Day three; it’s FREEZING outside and now I’m woefully underdressed! (No, I did not bother to find out about the weather; user error!) The buzz was that the convention center was pressuring BEA to go back to a 3-day event; not necessarily because the industry wanted it, according to one publisher I cannot name, but “because NY needed the $$$$$ from the hotels, restaurants, staff of the convention center, etc.” Although, according to Liz Thomson, from the BEA Show Daily, “with London being buried under an ash cloud and many publishers scrambling to make late bookings for New York, BEA could have perhaps whetted the appetite of new exhibitors for the years ahead. As it is, Reed Exhibitions may have played into the hands of their competitor—Frankfurt.”

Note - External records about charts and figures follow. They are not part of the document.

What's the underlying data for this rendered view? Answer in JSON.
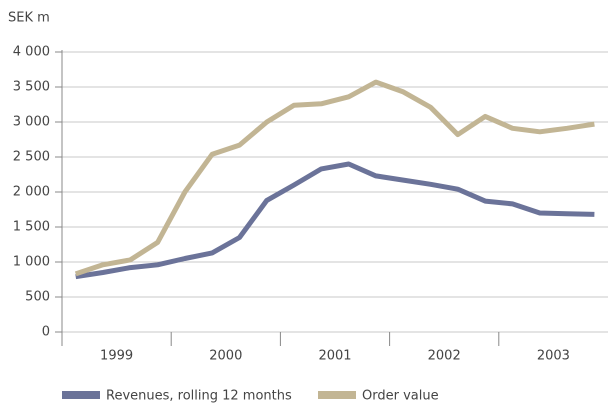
{
  "chart_data": {
    "type": "line",
    "y_label": "SEK m",
    "x": [
      1999.125,
      1999.375,
      1999.625,
      1999.875,
      2000.125,
      2000.375,
      2000.625,
      2000.875,
      2001.125,
      2001.375,
      2001.625,
      2001.875,
      2002.125,
      2002.375,
      2002.625,
      2002.875,
      2003.125,
      2003.375,
      2003.625,
      2003.875
    ],
    "xlim": [
      1999,
      2004
    ],
    "xticks": [
      {
        "value": 1999.5,
        "label": "1999"
      },
      {
        "value": 2000.5,
        "label": "2000"
      },
      {
        "value": 2001.5,
        "label": "2001"
      },
      {
        "value": 2002.5,
        "label": "2002"
      },
      {
        "value": 2003.5,
        "label": "2003"
      }
    ],
    "ylim": [
      0,
      4000
    ],
    "yticks": [
      0,
      500,
      {
        "value": 1000,
        "label": "1 000"
      },
      {
        "value": 1500,
        "label": "1 500"
      },
      {
        "value": 2000,
        "label": "2 000"
      },
      {
        "value": 2500,
        "label": "2 500"
      },
      {
        "value": 3000,
        "label": "3 000"
      },
      {
        "value": 3500,
        "label": "3 500"
      },
      {
        "value": 4000,
        "label": "4 000"
      }
    ],
    "grid": true,
    "legend": "bottom",
    "series": [
      {
        "name": "Revenues, rolling 12 months",
        "color": "#6b7399",
        "values": [
          790,
          850,
          920,
          960,
          1050,
          1130,
          1350,
          1880,
          2100,
          2330,
          2400,
          2230,
          2170,
          2110,
          2040,
          1870,
          1830,
          1700,
          1690,
          1680
        ]
      },
      {
        "name": "Order value",
        "color": "#c2b594",
        "values": [
          830,
          960,
          1030,
          1280,
          2000,
          2540,
          2670,
          3000,
          3240,
          3260,
          3360,
          3570,
          3430,
          3210,
          2820,
          3080,
          2910,
          2860,
          2910,
          2970
        ]
      }
    ]
  }
}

Overall, I had more luck striking up casual conversations out in the foyer; large round tables had been set up as a “take a load off” spot, and that’s where the “what do you do?” worked best.  One-to-one, smaller publishers are just sticking toes into the digital water. I answered a lot of questions and gave out a lot of zip drives!

 

Thumbs up:

  1.  Baker & Taylor booth. Hands-on instruction about “Blio,” software they developed so you can purchase an eBook for one of your devices, and move it around to others.
  2. Content service vendors – the Digital Book Zone has pushed our industry players into the spotlight. Next year….
  3. Ingram Digital booth. Giant! Easy to maneuver, tons of reps
  4. BookMasters booth. Cozy, convivial, spot-on signage
  5. “Let’s meet by the statue of Jacob Javits”
  6. Plenty of seating in the food court

 Thumbs down:

  1. Whose bright idea was it to have a bathroom in a high-traffic area with only two stalls?
  2. Water is $3.75 a bottle???
  3. “We don’t talk to vendors. Go to our website.”

 In all, more thumbs up than down and a really really “good shew.”